#127 | Securian and Nationwide Product Preview

As always with product previews, the full story about the product will come out at launch. This preview simply covers what the filing says and how the carrier might build it for launch.

Securian CAIUL

Securian has always been quick to release new products and build out its portfolio, so it should be no surprise that they’ve decided to build what will undoubtedly be a very competitive death-benefit focused Indexed UL product. I covered the issues with using Indexed UL for death benefit in a previous post where I outlined my cautions and skepticism about the concept.

As befitting Securian’s generally aggressive stance in the Indexed UL space, this product is stuffed to the gills with bonuses and multipliers. It has a 2% asset charge (0.16% monthly) to fund an unspecified indexed multiplier. Securian included the charge as a part of the base policy charges and added a bracketed index return multiplier to all of the indexed accounts. This is in keeping with what other life insurers are doing in accumulation products but is very aggressive for death benefit Indexed UL products. On top of that, the product has an Annual Policy Credit with the same vague and opaque language as the one in Orion IUL. The APC is a major factor in the illustrated performance of Orion and will likely be a major factor for this one as well. In other words, buyer beware. More on this product when it comes out.

Nationwide IUL Accumulator II Preview

Nationwide has been loath to go for blood in the Indexed UL space. They’ve traditionally focused on actually adhering to AG49 and promoting low policy charges. Well, it appears that most of that is going out the window with their new Indexed UL products. Desperate times call for desperate measures, I suppose.

Accumulator II sports a new set of Indexed Account options that have up to a 3.25% asset charge to fund the Advanced Multiplier, which appears to be a basic index return multiplier. If Nationwide hits the gas at launch, their 3.25% will be the highest asset charge in the industry and will fund the highest multiplier as well. However, I’ve been assured that they are only planning a 2.25% asset charge at launch. I also know that they originally thought a 2.25% charge would get them to the top of the spreadsheet, which it almost assuredly will not. Other companies are coming out with gargantuan asset charges in early next year and Nationwide is launching a lower cap than its competitors at  just 9.25%. They’ll need every penny of that 3.25% charge to win on the illustration and my bet is that they’ll use it by early next year.
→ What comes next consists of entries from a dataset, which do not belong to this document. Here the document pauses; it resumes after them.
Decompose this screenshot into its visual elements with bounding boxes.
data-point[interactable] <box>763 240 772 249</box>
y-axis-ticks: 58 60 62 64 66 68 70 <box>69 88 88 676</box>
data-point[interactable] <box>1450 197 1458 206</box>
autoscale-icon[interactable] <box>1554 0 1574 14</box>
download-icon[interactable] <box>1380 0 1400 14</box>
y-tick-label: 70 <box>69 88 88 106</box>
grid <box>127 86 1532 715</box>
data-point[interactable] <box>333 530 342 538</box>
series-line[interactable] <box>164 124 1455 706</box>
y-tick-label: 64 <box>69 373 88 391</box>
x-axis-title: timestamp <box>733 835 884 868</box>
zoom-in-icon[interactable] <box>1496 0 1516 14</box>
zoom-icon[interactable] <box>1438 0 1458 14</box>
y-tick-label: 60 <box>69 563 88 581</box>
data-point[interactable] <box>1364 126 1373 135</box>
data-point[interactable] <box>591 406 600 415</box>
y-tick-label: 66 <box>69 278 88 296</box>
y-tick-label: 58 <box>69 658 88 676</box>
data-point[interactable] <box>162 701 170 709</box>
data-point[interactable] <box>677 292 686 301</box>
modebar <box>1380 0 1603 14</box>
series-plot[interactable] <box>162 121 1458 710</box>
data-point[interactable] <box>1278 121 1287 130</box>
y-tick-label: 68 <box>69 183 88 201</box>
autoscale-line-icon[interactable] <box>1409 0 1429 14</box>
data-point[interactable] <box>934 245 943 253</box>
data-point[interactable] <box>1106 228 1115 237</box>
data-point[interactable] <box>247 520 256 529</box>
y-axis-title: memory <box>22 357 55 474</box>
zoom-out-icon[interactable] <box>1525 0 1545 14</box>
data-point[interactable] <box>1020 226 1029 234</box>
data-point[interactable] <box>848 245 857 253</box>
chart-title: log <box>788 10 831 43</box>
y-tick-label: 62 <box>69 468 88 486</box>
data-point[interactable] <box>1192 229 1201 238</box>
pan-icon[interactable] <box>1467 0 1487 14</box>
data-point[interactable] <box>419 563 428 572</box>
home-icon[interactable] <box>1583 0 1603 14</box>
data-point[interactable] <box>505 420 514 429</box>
Accumulator II still has a suite of Core Indexed Accounts, which are marketed as more “traditional” indexed account solutions. However, Nationwide now has the ability to add an asset charge of up to 0.5% annually on those accounts. This is actually the first time I’ve seen a life insurer add the ability to charge an asset fee after the fact and while it might sound like a minor quirk, it’s actually a material change. In the future, Nationwide might decide to maintain its current cap by increasing the asset-based charge. Why would they want the latitude to do that? Financially, their minimum guaranteed caps are low enough that they don’t pose any risk, but increasing the fee rather than lowering the caps can make their marketing story hold water when it otherwise wouldn’t. In other words, Nationwide built itself an escape hatch for having to continue to drop caps. This is problematic. People who buy the Core accounts are doing so because they want downside protection with upside potential. Increasing the fee while maintaining the cap violates the first part of the formula and Nationwide can pull that lever without asking their permission about whether they’d rather pay the fee or have a lower cap. Tsk tsk. This 0.5% fee should either be charged right now to fund a higher cap so that clients know it’s in their policy, or they should get rid of it. This middle ground they’ve chosen is bad form.

Overall, Nationwide’s moves reflect the continued shift in the Indexed UL market towards more leverage, more illustrated performance and higher fees. It’s disappointing from a carrier that has traditionally been opposed to those things. But if Nationwide does it, then everyone is probably going to do it. That’s the tragic reality of the modern Indexed UL market.